Sur la platine

Soft Machine, une mécanique de précision

Remonter un demi-siècle en arrière peut être un vrai plaisir.


La preuve, ce sera l’occasion de replonger dans l’univers de Soft Machine qui, en avril 1968, enregistrait son premier album. Sans Daevid Allen, co-fondateur fantasque du groupe et futur extraterrestre de Gong. Mike Ratledge aux claviers, Robert Wyatt à la batterie et au chant, Kevin Ayers à la basse et au chant composent ce trio d’avant-garde à l’origine du courant musical de Canterbury, du nom du campus anglais d’où est notamment sorti le groupe Caravan à la même époque.

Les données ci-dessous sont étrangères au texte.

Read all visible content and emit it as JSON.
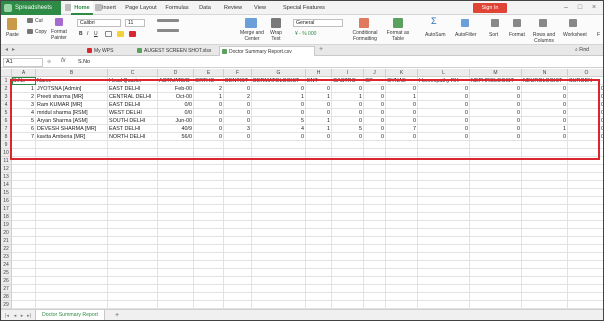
{
  "app": {
    "title": "Spreadsheets",
    "ribbon_tabs": [
      "Home",
      "Insert",
      "Page Layout",
      "Formulas",
      "Data",
      "Review",
      "View",
      "Special Features"
    ],
    "active_tab": "Home",
    "sign_in": "Sign In"
  },
  "toolbar": {
    "paste": "Paste",
    "cut": "Cut",
    "copy": "Copy",
    "format_painter": "Format Painter",
    "font_name": "Calibri",
    "font_size": "11",
    "merge_center": "Merge and Center",
    "wrap_text": "Wrap Text",
    "number_format": "General",
    "conditional_formatting": "Conditional Formatting",
    "format_as_table": "Format as Table",
    "autosum": "AutoSum",
    "autofilter": "AutoFilter",
    "sort": "Sort",
    "format": "Format",
    "rows_columns": "Rows and Columns",
    "worksheet": "Worksheet",
    "freeze": "F"
  },
  "doc_tabs": [
    "My WPS",
    "AUGEST SCREEN SHOT.xlsx",
    "Doctor Summary Report.csv"
  ],
  "find": "Find",
  "formula_bar": {
    "cell_ref": "A1",
    "fx": "fx",
    "value": "S.No"
  },
  "grid": {
    "columns": [
      "A",
      "B",
      "C",
      "D",
      "E",
      "F",
      "G",
      "H",
      "I",
      "J",
      "K",
      "L",
      "M",
      "N",
      "O"
    ],
    "row_numbers": [
      "1",
      "2",
      "3",
      "4",
      "5",
      "6",
      "7",
      "8",
      "9",
      "10",
      "11",
      "12",
      "13",
      "14",
      "15",
      "16",
      "17",
      "18",
      "19",
      "20",
      "21",
      "22",
      "23",
      "24",
      "25",
      "26",
      "27",
      "28",
      "29"
    ],
    "header": [
      "S.No",
      "Name",
      "Head Quarter",
      "ACTIVATE/D",
      "ORTHO",
      "DENTIST",
      "DERMATOLOGIST",
      "ENT",
      "GASTRO",
      "GP",
      "GYNAE",
      "Homeopathy RK",
      "NEPHROLOGIST",
      "NEUROLOGIST",
      "SURGEN"
    ],
    "rows": [
      [
        "1",
        "JYOTSNA [Admin]",
        "EAST DELHI",
        "Feb-00",
        "2",
        "0",
        "0",
        "0",
        "0",
        "0",
        "0",
        "0",
        "0",
        "0",
        "0"
      ],
      [
        "2",
        "Preeti sharma [MR]",
        "CENTRAL DELHI",
        "Oct-00",
        "1",
        "2",
        "1",
        "1",
        "1",
        "0",
        "1",
        "0",
        "0",
        "0",
        "0"
      ],
      [
        "3",
        "Ram KUMAR [MR]",
        "EAST DELHI",
        "0/0",
        "0",
        "0",
        "0",
        "0",
        "0",
        "0",
        "0",
        "0",
        "0",
        "0",
        "0"
      ],
      [
        "4",
        "mridul sharma [RSM]",
        "WEST DELHI",
        "0/0",
        "0",
        "0",
        "0",
        "0",
        "0",
        "0",
        "0",
        "0",
        "0",
        "0",
        "0"
      ],
      [
        "5",
        "Aryan Sharma [ASM]",
        "SOUTH DELHI",
        "Jun-00",
        "0",
        "0",
        "5",
        "1",
        "0",
        "0",
        "0",
        "0",
        "0",
        "0",
        "0"
      ],
      [
        "6",
        "DEVESH SHARMA [MR]",
        "EAST DELHI",
        "40/9",
        "0",
        "3",
        "4",
        "1",
        "5",
        "0",
        "7",
        "0",
        "0",
        "1",
        "0"
      ],
      [
        "7",
        "kavita Amberia [MR]",
        "NORTH DELHI",
        "56/0",
        "0",
        "0",
        "0",
        "0",
        "0",
        "0",
        "0",
        "0",
        "0",
        "0",
        "0"
      ]
    ]
  },
  "sheet_tab": "Doctor Summary Report"
}
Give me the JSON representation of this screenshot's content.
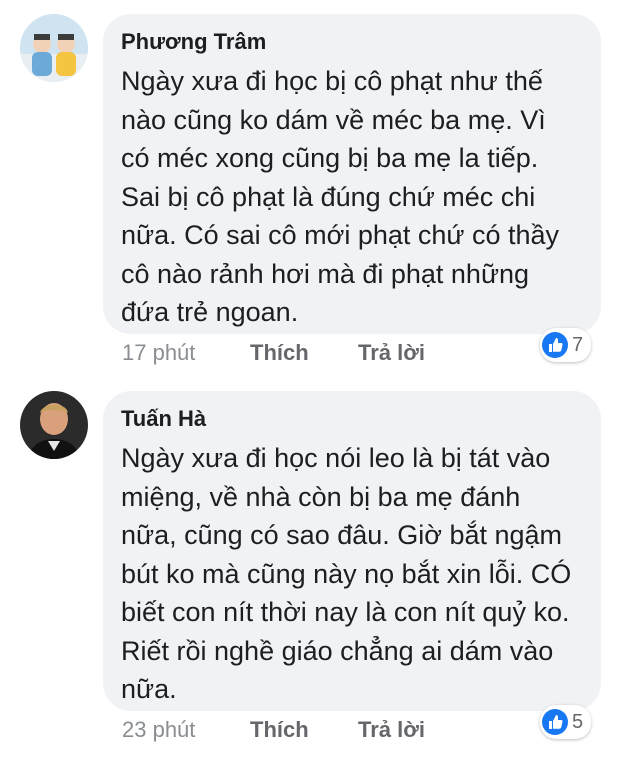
{
  "comments": [
    {
      "author": "Phương Trâm",
      "avatar_icon": "profile-photo",
      "text": "Ngày xưa đi học bị cô phạt như thế nào cũng ko dám về méc ba mẹ. Vì có méc xong cũng bị ba mẹ la tiếp. Sai bị cô phạt là đúng chứ méc chi nữa. Có sai cô mới phạt chứ có thầy cô nào rảnh hơi mà đi phạt những đứa trẻ ngoan.",
      "time": "17 phút",
      "like_label": "Thích",
      "reply_label": "Trả lời",
      "reaction_icon": "like-icon",
      "reaction_count": "7"
    },
    {
      "author": "Tuấn Hà",
      "avatar_icon": "profile-photo",
      "text": "Ngày xưa đi học nói leo là bị tát vào miệng, về nhà còn bị ba mẹ đánh nữa, cũng có sao đâu. Giờ bắt ngậm bút ko mà cũng này nọ bắt xin lỗi. CÓ biết con nít thời nay là con nít quỷ ko. Riết rồi nghề giáo chẳng ai dám vào nữa.",
      "time": "23 phút",
      "like_label": "Thích",
      "reply_label": "Trả lời",
      "reaction_icon": "like-icon",
      "reaction_count": "5"
    }
  ],
  "colors": {
    "bubble": "#f0f2f5",
    "like_blue": "#1877f2",
    "meta_gray": "#8a8d91"
  }
}
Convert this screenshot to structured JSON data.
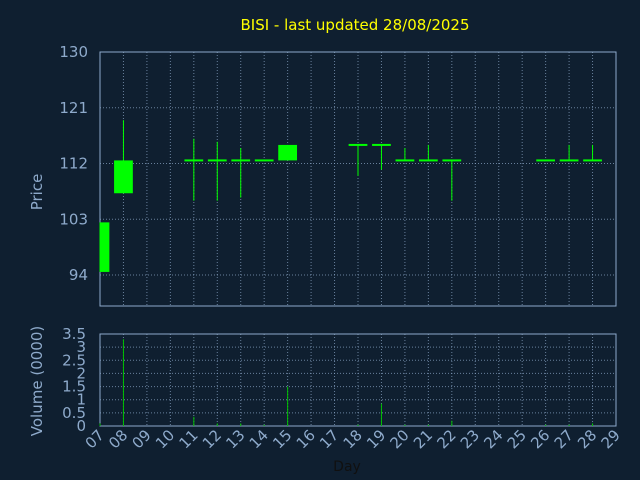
{
  "chart_data": {
    "title": "BISI - last updated 28/08/2025",
    "type": "candlestick",
    "days": [
      "07",
      "08",
      "09",
      "10",
      "11",
      "12",
      "13",
      "14",
      "15",
      "16",
      "17",
      "18",
      "19",
      "20",
      "21",
      "22",
      "23",
      "24",
      "25",
      "26",
      "27",
      "28",
      "29"
    ],
    "xlabel": "Day",
    "price": {
      "ylabel": "Price",
      "yticks": [
        94,
        103,
        112,
        121,
        130
      ],
      "ylim": [
        89,
        130
      ],
      "grid": true,
      "candles": [
        {
          "day": "07",
          "open": 102.5,
          "close": 94.5,
          "high": 102.5,
          "low": 94.5
        },
        {
          "day": "08",
          "open": 112.5,
          "close": 107.2,
          "high": 119.0,
          "low": 107.2
        },
        {
          "day": "11",
          "open": 112.5,
          "close": 112.5,
          "high": 116.0,
          "low": 106.0
        },
        {
          "day": "12",
          "open": 112.5,
          "close": 112.5,
          "high": 115.5,
          "low": 106.0
        },
        {
          "day": "13",
          "open": 112.5,
          "close": 112.5,
          "high": 114.5,
          "low": 106.5
        },
        {
          "day": "14",
          "open": 112.5,
          "close": 112.5,
          "high": 112.5,
          "low": 112.5
        },
        {
          "day": "15",
          "open": 112.5,
          "close": 115.0,
          "high": 115.0,
          "low": 112.5
        },
        {
          "day": "18",
          "open": 115.0,
          "close": 115.0,
          "high": 115.0,
          "low": 110.0
        },
        {
          "day": "19",
          "open": 115.0,
          "close": 115.0,
          "high": 115.0,
          "low": 111.0
        },
        {
          "day": "20",
          "open": 112.5,
          "close": 112.5,
          "high": 114.5,
          "low": 112.5
        },
        {
          "day": "21",
          "open": 112.5,
          "close": 112.5,
          "high": 115.0,
          "low": 112.5
        },
        {
          "day": "22",
          "open": 112.5,
          "close": 112.5,
          "high": 112.5,
          "low": 106.0
        },
        {
          "day": "26",
          "open": 112.5,
          "close": 112.5,
          "high": 112.5,
          "low": 112.5
        },
        {
          "day": "27",
          "open": 112.5,
          "close": 112.5,
          "high": 115.0,
          "low": 112.5
        },
        {
          "day": "28",
          "open": 112.5,
          "close": 112.5,
          "high": 115.0,
          "low": 112.5
        }
      ]
    },
    "volume": {
      "ylabel": "Volume (0000)",
      "yticks": [
        0,
        0.5,
        1,
        1.5,
        2,
        2.5,
        3,
        3.5
      ],
      "ytick_labels": [
        "0",
        "0.5",
        "1",
        "1.5",
        "2",
        "2.5",
        "3",
        "3.5"
      ],
      "ylim": [
        0,
        3.5
      ],
      "grid": true,
      "bars": [
        {
          "day": "07",
          "value": 0.1
        },
        {
          "day": "08",
          "value": 3.3
        },
        {
          "day": "11",
          "value": 0.35
        },
        {
          "day": "12",
          "value": 0.1
        },
        {
          "day": "13",
          "value": 0.1
        },
        {
          "day": "14",
          "value": 0.05
        },
        {
          "day": "15",
          "value": 1.5
        },
        {
          "day": "18",
          "value": 0.05
        },
        {
          "day": "19",
          "value": 0.85
        },
        {
          "day": "20",
          "value": 0.05
        },
        {
          "day": "21",
          "value": 0.05
        },
        {
          "day": "22",
          "value": 0.2
        },
        {
          "day": "26",
          "value": 0.05
        },
        {
          "day": "27",
          "value": 0.05
        },
        {
          "day": "28",
          "value": 0.1
        }
      ]
    },
    "colors": {
      "background": "#0f1f30",
      "candle": "#00ff00",
      "volume_bar": "#00c000",
      "frame": "#8eaacb",
      "grid": "#8eaacb",
      "title": "#ffff00",
      "tick_text": "#8eaacb",
      "xlabel_text": "#101010"
    }
  }
}
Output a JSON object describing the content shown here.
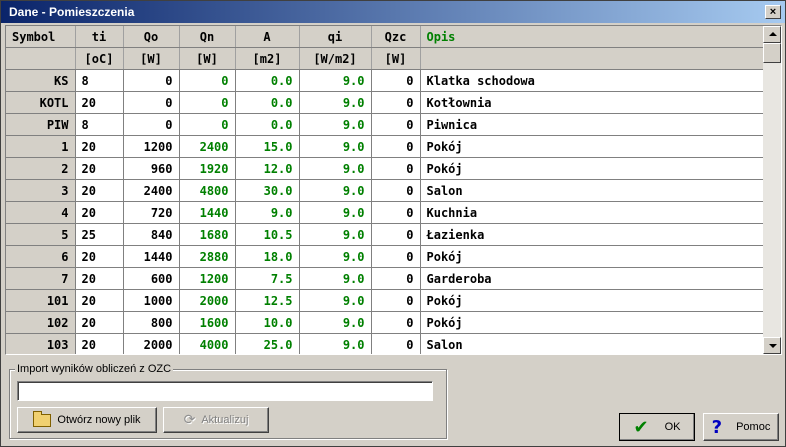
{
  "window": {
    "title": "Dane - Pomieszczenia",
    "close_glyph": "×"
  },
  "table": {
    "headers": [
      "Symbol",
      "ti",
      "Qo",
      "Qn",
      "A",
      "qi",
      "Qzc",
      "Opis"
    ],
    "units": [
      "",
      "[oC]",
      "[W]",
      "[W]",
      "[m2]",
      "[W/m2]",
      "[W]",
      ""
    ],
    "rows": [
      [
        "KS",
        "8",
        "0",
        "0",
        "0.0",
        "9.0",
        "0",
        "Klatka schodowa"
      ],
      [
        "KOTL",
        "20",
        "0",
        "0",
        "0.0",
        "9.0",
        "0",
        "Kotłownia"
      ],
      [
        "PIW",
        "8",
        "0",
        "0",
        "0.0",
        "9.0",
        "0",
        "Piwnica"
      ],
      [
        "1",
        "20",
        "1200",
        "2400",
        "15.0",
        "9.0",
        "0",
        "Pokój"
      ],
      [
        "2",
        "20",
        "960",
        "1920",
        "12.0",
        "9.0",
        "0",
        "Pokój"
      ],
      [
        "3",
        "20",
        "2400",
        "4800",
        "30.0",
        "9.0",
        "0",
        "Salon"
      ],
      [
        "4",
        "20",
        "720",
        "1440",
        "9.0",
        "9.0",
        "0",
        "Kuchnia"
      ],
      [
        "5",
        "25",
        "840",
        "1680",
        "10.5",
        "9.0",
        "0",
        "Łazienka"
      ],
      [
        "6",
        "20",
        "1440",
        "2880",
        "18.0",
        "9.0",
        "0",
        "Pokój"
      ],
      [
        "7",
        "20",
        "600",
        "1200",
        "7.5",
        "9.0",
        "0",
        "Garderoba"
      ],
      [
        "101",
        "20",
        "1000",
        "2000",
        "12.5",
        "9.0",
        "0",
        "Pokój"
      ],
      [
        "102",
        "20",
        "800",
        "1600",
        "10.0",
        "9.0",
        "0",
        "Pokój"
      ],
      [
        "103",
        "20",
        "2000",
        "4000",
        "25.0",
        "9.0",
        "0",
        "Salon"
      ]
    ]
  },
  "import_group": {
    "legend": "Import wyników obliczeń z OZC",
    "input_value": "",
    "open_button": "Otwórz nowy plik",
    "update_button": "Aktualizuj"
  },
  "footer": {
    "ok": "OK",
    "help": "Pomoc"
  },
  "colors": {
    "title_start": "#0a246a",
    "title_end": "#a6caf0",
    "green_text": "#008000",
    "opis_header": "#008000"
  },
  "icons": [
    "close-icon",
    "scroll-up-icon",
    "scroll-down-icon",
    "folder-icon",
    "refresh-icon",
    "check-icon",
    "help-icon"
  ]
}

D’emblée, Soft Machine imposa son originalité forgée dans l’exubérante matière grise de ses membres. Car les acolytes sont des intellectuels qui distillent leurs influences artistiques pour opérer une fusion musicale inédite. Ces influences sont littéraires, puisées aux sources lyriques et hallucinatoires, de Dada aux surréalistes en passant par le docteur Faustroll, et à celles, exaltées et révoltées, de William S. Burroughs. La radicalité de Cecil Taylor et le génie de John Coltrane, dont la disparition en juillet 1967 les laissait inconsolés, ont poussé Soft Machine aux confins du jazz. Et ce faisant, ils ont affiné le rock. Les sections improvisées ouvraient large le champ expérimental à leur musique, favorisaient la recherche et libéraient la sensibilité et l’énergie.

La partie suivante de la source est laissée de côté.